Substrate inhibition in a human variant of hypoxanthine-guanine phosphoribosyltransferase.

Hypoxanthine-guanine phosphoribosyltransferase from a young man with purine overproduction and decreased purine salvage in fibroblast cultures was found to have low activity at concentrations of purine substrates at which the enzyme from normal individuals showed near maximal activity. The low enzyme activity was not associated with changes in the values of the Km(app) and Vmax(app) for any of the enzyme substrates. However, the enzyme activity was susceptible to substrate inhibition by hypoxanthine and guanine. The values obtained for the true Km, true Vmax, and true Ki for hypoxanthine were 26 +/- 10 microM, 1761 +/- 382 microunits/mg of protein, and 80 +/- 20 microM, respectively.
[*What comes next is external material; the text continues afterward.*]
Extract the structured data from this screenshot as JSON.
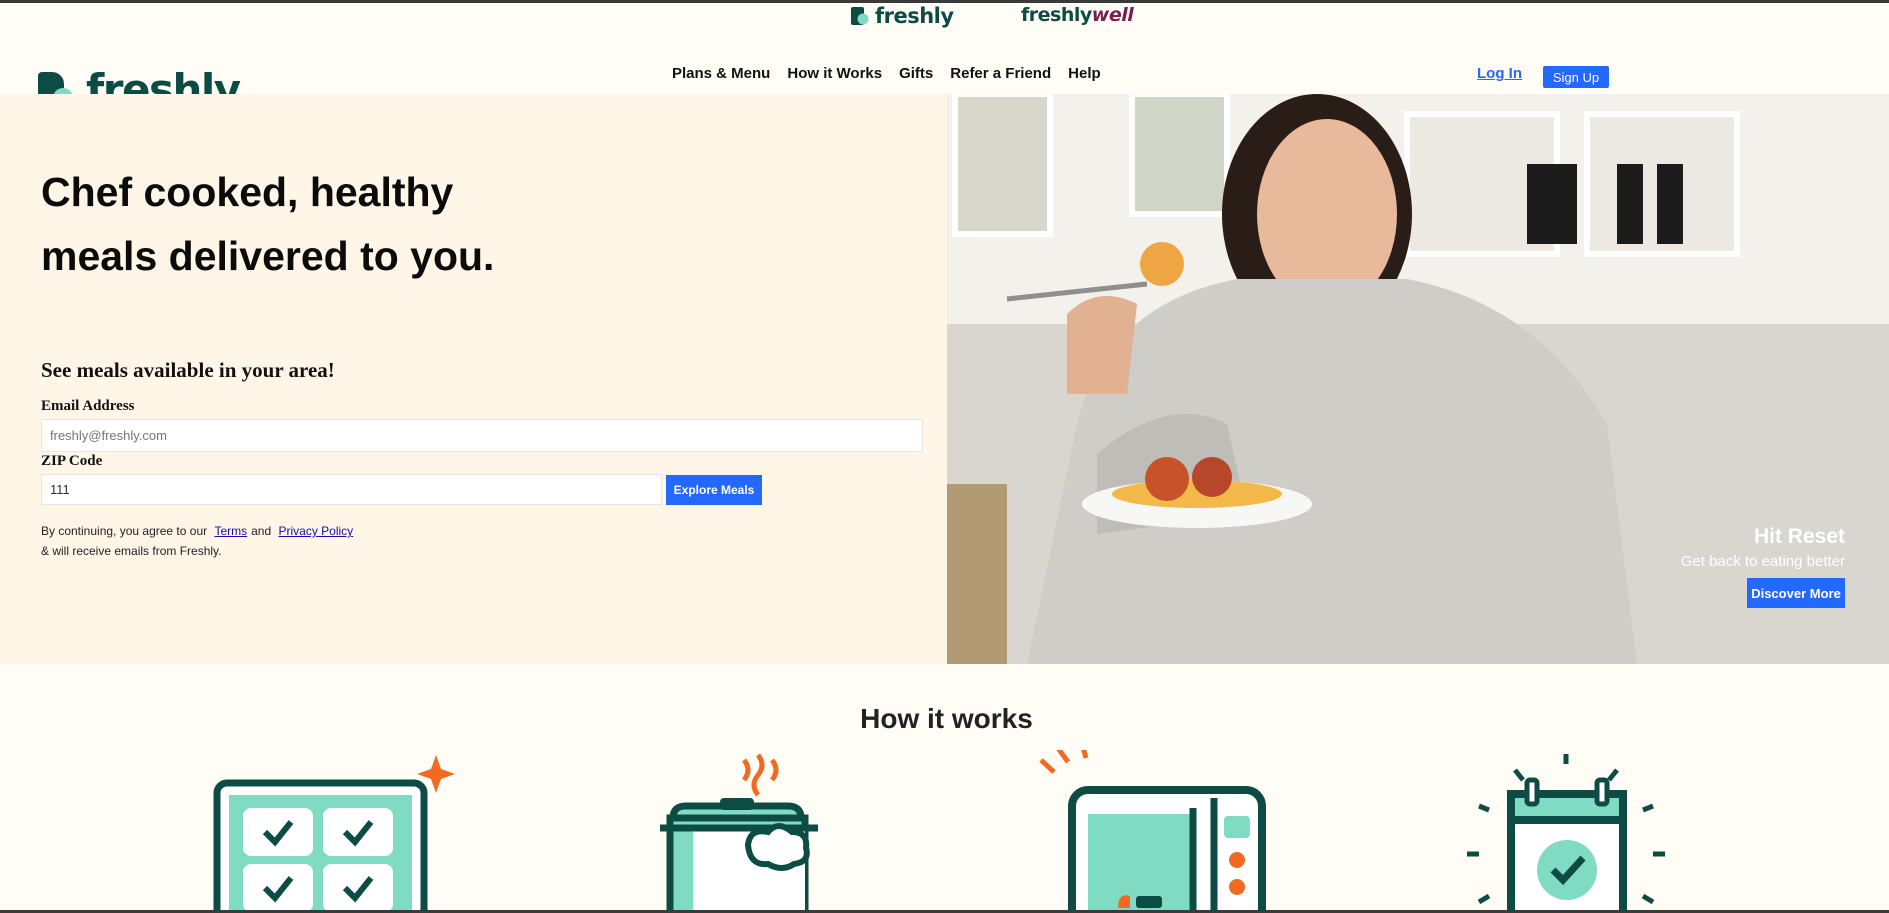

The pattern of the substrate inhibition, as seen on a plot of 1/v versus hypoxanthine concentration, was characteristic of that associated with the formation of a dead-end complex between the inhibitory substrate and an enzyme form with which it normally does not react. The nature of this enzyme form and that of the dead-end complex was determined from double inhibition experiments, which indicated that hypoxanthine interacted with an enzyme-PPi intermediate to form an enzyme-hypoxanthine-PPi dead-end complex. The trapping of the enzyme in this inactive form explains the low activity at high purine base concentrations. Further information as to the nature of the reaction mechanism was obtained from plots of the reciprocal of enzyme activity versus the reciprocal of PP-ribose-P concentration at different fixed hypoxanthine concentrations. A pattern characteristic of uncompetitive substrate inhibition was obtained. This is indicative of an ordered sequential binding of substrates on the enzyme; PP-ribose-P binding before hypoxanthine. Thus, the variant enzyme showed an ordered sequential reaction mechanism, with the inhibitory substrate forming a dead-end complex with an enzyme-PPi intermediate.